Having punished mankind, Zeus determined to execute vengeance on Prometheus. He accordingly chained him to a rock in Mount Caucasus, and sent an eagle every day to gnaw away his liver, which grew again every night ready for fresh torments. For thirty years Prometheus endured this fearful punishment; but at length Zeus relented, and permitted his son Heracles (Hercules) to kill the eagle, and the sufferer was released.
THIRD DYNASTY—OLYMPIAN DIVINITIES.
Zeus, the great presiding deity of the universe, the ruler of heaven and earth, was regarded by the Greeks, first, as the god of all aërial phenomena; secondly, as the personification of the laws of nature; thirdly, as lord of state-life; and fourthly, as the father of gods and men.

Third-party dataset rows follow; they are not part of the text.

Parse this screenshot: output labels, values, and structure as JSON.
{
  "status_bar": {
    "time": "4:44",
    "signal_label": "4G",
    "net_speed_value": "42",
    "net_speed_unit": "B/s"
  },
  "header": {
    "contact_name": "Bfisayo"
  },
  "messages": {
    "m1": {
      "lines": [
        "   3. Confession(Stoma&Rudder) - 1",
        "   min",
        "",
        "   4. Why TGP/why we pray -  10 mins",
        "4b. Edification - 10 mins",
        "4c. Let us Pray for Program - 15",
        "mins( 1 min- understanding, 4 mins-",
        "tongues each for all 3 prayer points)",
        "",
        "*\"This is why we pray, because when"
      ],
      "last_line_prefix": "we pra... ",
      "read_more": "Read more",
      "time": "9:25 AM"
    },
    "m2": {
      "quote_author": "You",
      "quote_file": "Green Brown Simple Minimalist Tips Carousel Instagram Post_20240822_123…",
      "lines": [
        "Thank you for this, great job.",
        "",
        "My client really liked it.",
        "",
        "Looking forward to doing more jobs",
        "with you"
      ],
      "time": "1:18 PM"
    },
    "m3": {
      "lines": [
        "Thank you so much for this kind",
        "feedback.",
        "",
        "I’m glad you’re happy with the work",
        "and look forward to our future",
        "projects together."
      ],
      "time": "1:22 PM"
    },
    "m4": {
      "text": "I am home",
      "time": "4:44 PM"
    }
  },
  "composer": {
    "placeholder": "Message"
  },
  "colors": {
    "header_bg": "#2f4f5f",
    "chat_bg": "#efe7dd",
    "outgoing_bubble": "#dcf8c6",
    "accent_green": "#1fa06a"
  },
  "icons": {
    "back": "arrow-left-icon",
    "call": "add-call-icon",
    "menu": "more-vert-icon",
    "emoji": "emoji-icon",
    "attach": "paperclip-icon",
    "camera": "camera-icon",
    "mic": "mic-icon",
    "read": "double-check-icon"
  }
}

As the god of aërial phenomena he could, by shaking his ægis, produce storms, tempests, and intense darkness. At his command the mighty thunder rolls, the lightning flashes, and the clouds open and pour forth their refreshing streams to fructify the earth.
As the personification of the operations of nature, he represents those grand laws of unchanging and harmonious order, by which not only the physical but also the moral world is governed. Hence he is the god of regulated time as marked by the changing seasons, and by the regular succession of day and night, in contradistinction to his father Cronus, who represents time absolutely, i.e. eternity.